I need ur guys opinions....i've gotta 98 200sx and its a silver-champagne color (i think its called platinum silver, but im not sure). n-e ways, the other day i noticed a big huge ding in my drivers door, (someone must've banged my door hard with theirs, grrrrr!!!!) and it took off a huge chunk of my paint. It bothers me!!! And so while i contemplated getting it fixed, I thought, maybe I should just get my whole car repainted....I'm really liking a gunmetal-charcoalish color. But I know that's a big change. Then my bf's like,"Well if youre gonna repaint the car, u mite as well get a body kit." So now I'm considering that too. But n-e way, my sister and bf like the silver-champagne color I have rite now, but i kinda like the gunmetal color. Since my car is a 98, it has that black line in the back, which I'm not too fond of, but i think it'll blend in well with a gunmetal color. What do u think? Silver or gunmetal?


----------



## niky (Jul 20, 2002)

gunmetal... my aunt has it and it's seriously cool... and black trim does blend in well with it...

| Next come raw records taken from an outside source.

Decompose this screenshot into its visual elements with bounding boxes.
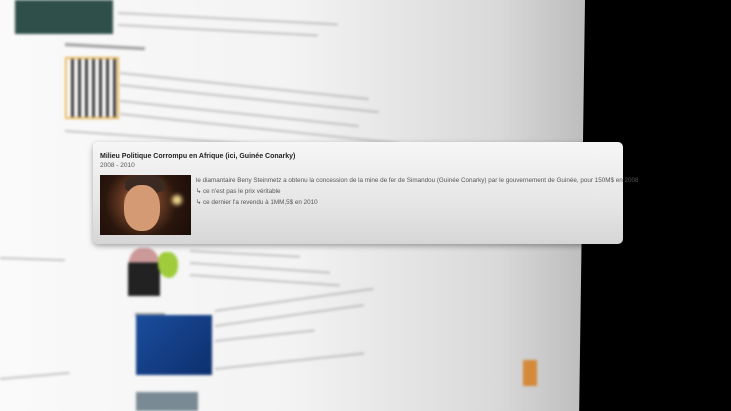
top-image [15,0,113,34]
bottom-image [136,392,198,411]
main-one-cable-image [136,315,212,375]
card-text-line: ↳ ce n'est pas le prix véritable [196,188,281,195]
africa-map-icon [158,252,178,278]
chart-thumbnail [65,57,119,119]
card-date: 2008 - 2010 [100,162,135,169]
card-text-line: ↳ ce dernier l'a revendu à 1MM,5$ en 201… [196,199,318,206]
info-card[interactable]: Milieu Politique Corrompu en Afrique (ic… [93,142,638,244]
portrait-photo [100,175,191,235]
card-text-line: le diamantaire Beny Steinmetz a obtenu l… [196,177,639,184]
card-title: Milieu Politique Corrompu en Afrique (ic… [100,153,296,160]
businessman-image [128,248,160,296]
small-image [523,360,537,386]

but then i could be biased, my car is black.


----------



## crazy4myb14 (Jan 20, 2003)

stick with what ya got...coz u gotta paint the engine bay,jambs, and the trunk the same color and that would be alot of $$

Ben


----------



## B14GEE (Jul 10, 2003)

crazy4myb14 said:


> *stick with what ya got...coz u gotta paint the engine bay,jambs, and the trunk the same color and that would be alot of $$
> 
> Ben *



i like that idea......


----------



## himilefrontier (Jan 21, 2003)

I was considering the same thing for my Sentra since I am not too fond of the Platinum Gold color myself.Unfortunately, the amount of work involved is too much for me to do to a beater car.


----------



## fugiot (Jun 27, 2003)

Stay platinum, I think that color's awesome as it is.


----------



## iVy (Aug 29, 2002)

thanx for all your opinions! I'm still stuck! I don't mind the silver color. I like it actually.....but I like the gunmetal color too! It sux to be undecisive! hee hee. Yah, I know if I change the color, it will cost lotsa $$$. But if i end up getting a body kit, I'll hafta get that painted too (which is kinda a lotta $$$ anyway). How much u think that'd cost? I wonder if I hafta get the paint on the kit "blended" to the rest of the car. Cuz that platinum silver color is the HARDEST color to match! The body shop says the color never matches up unless they "blend" it to the rest of the car. Man, my car is lucky I love it. <wink>


----------



## himilefrontier (Jan 21, 2003)

Yeah, my car is a variety of shades of paltinum gold due to some previous repairs.I am considering a stock color repaint, but even with me doing 100% of the work , It still isn't cheap.It will cost me $350 with Deltron base and Omni high gloss clear and a rented paint booth.


----------